İbn Haldun’a göre ana dili dışında eğitim gören kişi hangi dilde eğitim görüyorsa o dili konuşanlara göre geride kalır; çünkü dil akılda ve zihinde bulunan anlamların ifade biçimidir. İnsan dil ile muhayyilesinde şekillenen ve anlamlı hale gelen verileri, daha anlamlı bir üslupla münazara ve müzakerelerde kullanır. Eğitim ve öğretim yaparken, bilimsel konuları etüt ederken muhatabına, öğrencisine veya bir başkasına aktarır. Buuzun süre yaparak edinilen pratiklerle ve dilin çağrışımlarla anlamlarının zihinde oluşturduğu anlam alanının meleke haline gelmesiyle mümkündür. Bundan ötürü diller ve kavramlar, bilginin aktarılması ve öğretilmesinde birer vasıta olabileceği gibi birer perde/engel de olabilirler. İbn Haldun’un yedi asır önce öneminin altını çizdiği anadilde eğitimin yerine ikame edilen yabancı dille eğitim veya yabancı dillerin etkisine açık bozuk Türkçeye ek olarak çoktan seçmeli sistem ve diplomalı cahil üreten yüzlerce üniversite; geleceğe dair ümitlerimizi beslemekten mahrum. İbn Haldun’a göre eğitim ve öğretimleri ile bilimsel faaliyetlerini anadilleriyle yapan toplumlar daha başarılı olur.

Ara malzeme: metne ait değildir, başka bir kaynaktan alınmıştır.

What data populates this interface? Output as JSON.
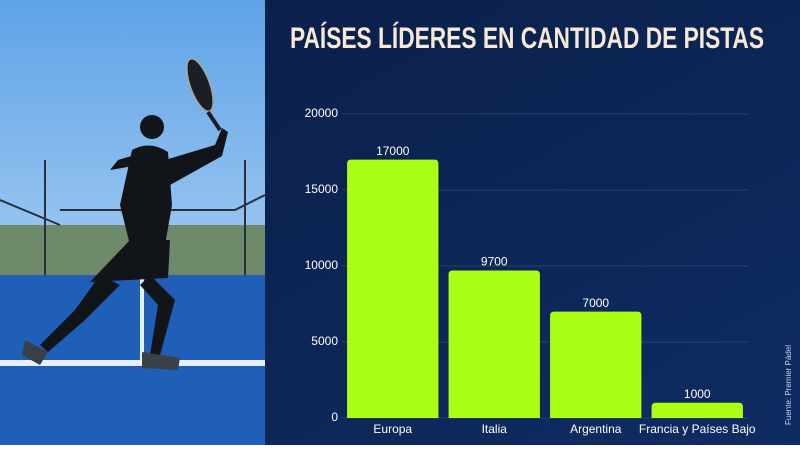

Siyasal bilgiler fakültesi mezunu Yüce Divan ve Parlamento’nun ne demek olduğunu bilmeden,
Balkan Tehciri, Kafkas Sürgünü, 31 Mart Vakası ve 1915 olaylarından bihaber tarih mezunları,
Denklem çözemeyen matematik öğrencileri,
Periyodik cetveli mezura sanan kimya öğrencileri,
İngilizce konuşamayan İngiliz dili-edebiyatı mezunları,
Anayasanın ilk üç maddesinden habersiz hukuk mezunları,
Yakınlıkları bilinen Mehmet Akif ve Tevfik Fikret kavgasının medeniyet tercihleri ile ilgisini bilmeyen edebiyat mezunlarına diploma vererek çağı yeni bir merhaleye taşıyamayız.